Policy Recommendations

In accordance with the endorsements of the American Nurses Association, we recommend reclassification of cannabis to Schedule II to allow for research into the therapeutic and adverse effects of cannabis. Furthermore, we support the expansion of NIDA and other funding for research examining the therapeutic potential of the cannabinoids with a wider range of cannabis products. We concur with the NCSBN’s guidelines for nurses and recommend that all schools of nursing incorporate medicinal cannabis education into their curriculum. We support continuing education classes for all RNs and APRNs which address the topics presented in the NCSBN guidelines. Finally, we recommend that current and future cannabis policies reflect a need for inclusion and diversity so that racial/ethnic minorities, those in lower socioeconomic statuses, and other marginalized populations are provided equal access.

Funding

The authors disclosed receipt of the following financial support for the research, authorship, and/or publication of this article: The development of this article was supported by research grants NR016914, R01AA025684, R01CA212517, R01DA036541, and R01DA043696 from the National Institute of Nursing Research, National Institute on Alcohol Abuse and Alcoholism, National Cancer Institute, and National Institute on Drug Abuse. The funders had no role in the preparation, review, or approval of the article. The content is solely the responsibility of the authors and does not necessarily represent the official views of the National Institute of Nursing Research, National Institute on Alcohol Abuse and Alcoholism, National Cancer Institute, National Institute on Drug Abuse, or the National Institutes of Health, or the U.S. Government. The Center for Health Policy and Media Engagement at the George Washington University School of Nursing provided support for this Issue Briefs.

Author Biographies

Jennie E. Ryan, PhD, CPNP-AC, is an Assistant Professor at Thomas Jefferson University. She earned her PhD at Villanova University and completed a post-doctoral research fellowship at the University of Michigan.
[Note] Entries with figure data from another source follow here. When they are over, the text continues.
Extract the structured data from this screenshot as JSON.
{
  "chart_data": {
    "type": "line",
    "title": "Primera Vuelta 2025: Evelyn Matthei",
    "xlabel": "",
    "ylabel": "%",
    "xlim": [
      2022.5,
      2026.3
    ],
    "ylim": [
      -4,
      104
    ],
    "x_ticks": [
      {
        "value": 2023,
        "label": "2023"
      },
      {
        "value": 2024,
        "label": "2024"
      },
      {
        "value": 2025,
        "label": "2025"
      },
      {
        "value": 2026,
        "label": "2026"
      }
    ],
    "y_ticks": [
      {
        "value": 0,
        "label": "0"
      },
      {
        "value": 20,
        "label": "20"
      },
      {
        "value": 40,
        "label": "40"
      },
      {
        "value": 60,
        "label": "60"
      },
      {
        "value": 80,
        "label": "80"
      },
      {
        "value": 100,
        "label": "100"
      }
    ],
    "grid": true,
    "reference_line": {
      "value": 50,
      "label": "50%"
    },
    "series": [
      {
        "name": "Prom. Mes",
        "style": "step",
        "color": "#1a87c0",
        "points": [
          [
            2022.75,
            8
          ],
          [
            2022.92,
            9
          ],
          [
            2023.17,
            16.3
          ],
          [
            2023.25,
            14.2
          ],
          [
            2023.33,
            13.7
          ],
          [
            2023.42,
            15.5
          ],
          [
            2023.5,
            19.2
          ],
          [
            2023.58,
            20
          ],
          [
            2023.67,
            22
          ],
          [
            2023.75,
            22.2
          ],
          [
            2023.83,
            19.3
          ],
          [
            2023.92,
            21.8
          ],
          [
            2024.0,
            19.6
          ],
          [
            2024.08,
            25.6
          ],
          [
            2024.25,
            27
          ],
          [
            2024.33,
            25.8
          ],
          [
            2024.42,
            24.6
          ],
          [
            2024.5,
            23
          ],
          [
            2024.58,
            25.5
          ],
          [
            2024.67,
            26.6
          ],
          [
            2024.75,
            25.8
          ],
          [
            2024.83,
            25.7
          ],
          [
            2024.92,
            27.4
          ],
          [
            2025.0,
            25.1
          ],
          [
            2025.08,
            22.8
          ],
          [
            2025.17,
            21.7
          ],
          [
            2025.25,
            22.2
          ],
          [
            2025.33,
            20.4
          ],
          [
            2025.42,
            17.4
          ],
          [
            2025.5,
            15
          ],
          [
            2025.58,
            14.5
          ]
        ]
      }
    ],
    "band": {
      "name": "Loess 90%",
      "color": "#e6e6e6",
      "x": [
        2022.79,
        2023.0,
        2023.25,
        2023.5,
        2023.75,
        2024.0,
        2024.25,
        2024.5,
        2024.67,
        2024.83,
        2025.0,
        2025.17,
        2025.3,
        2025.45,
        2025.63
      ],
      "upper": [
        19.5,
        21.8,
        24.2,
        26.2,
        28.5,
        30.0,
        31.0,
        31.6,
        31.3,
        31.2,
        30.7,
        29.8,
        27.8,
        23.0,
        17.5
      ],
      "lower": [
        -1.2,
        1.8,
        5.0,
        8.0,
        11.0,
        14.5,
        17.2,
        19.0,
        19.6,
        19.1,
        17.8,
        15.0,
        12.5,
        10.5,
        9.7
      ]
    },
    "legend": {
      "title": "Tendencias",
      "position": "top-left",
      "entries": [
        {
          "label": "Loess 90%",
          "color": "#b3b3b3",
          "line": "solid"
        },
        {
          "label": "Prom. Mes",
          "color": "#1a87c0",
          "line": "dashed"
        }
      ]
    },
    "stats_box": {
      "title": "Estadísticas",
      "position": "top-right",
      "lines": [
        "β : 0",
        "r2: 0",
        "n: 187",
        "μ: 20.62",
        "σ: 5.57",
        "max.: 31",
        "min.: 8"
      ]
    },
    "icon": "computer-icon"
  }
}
Her research interests include medical cannabis, cannabis policy, harm reduction, health disparities, and child and adolescent health.

Sean Esteban McCabe, PhD, MDW, is the Director of the Center for the Study of Drugs, Alcohol, Smoking and Health (DASH) in the School of Nursing at the University of Michigan. His clinical background is in treating adolescents, young adults and adults with substance use disorders. His interests in research include the epidemiology of substance use disorders, prescription medication use and misuse, sexual orientation, and survey methodology.

Carol J. Boyd, PhD, MSN, FIAAN, FAAN, is the Co-Director of the Center for the Study of Drugs, Alcohol, Smoking and Health (DASH). In addition to her position as the Deborah J Oakley Collegiate Professor Emerita in the School of Nursing, Dr. Boyd also holds U-M appointments as Professor Emerita, Women’s Studies, LSA; Research Professor Emerita, Addiction Center, Department of Psychiatry; and Research Professor Emerita, Institute for Research on Women & Gender. Her current program of research focuses on examining the relationship among gender, health and drug, alcohol and nicotine use.

Footnotes

Declaration of Conflicting Interests The authors declared no potential conflicts of interest with respect to the research, authorship, and/or publication of this article.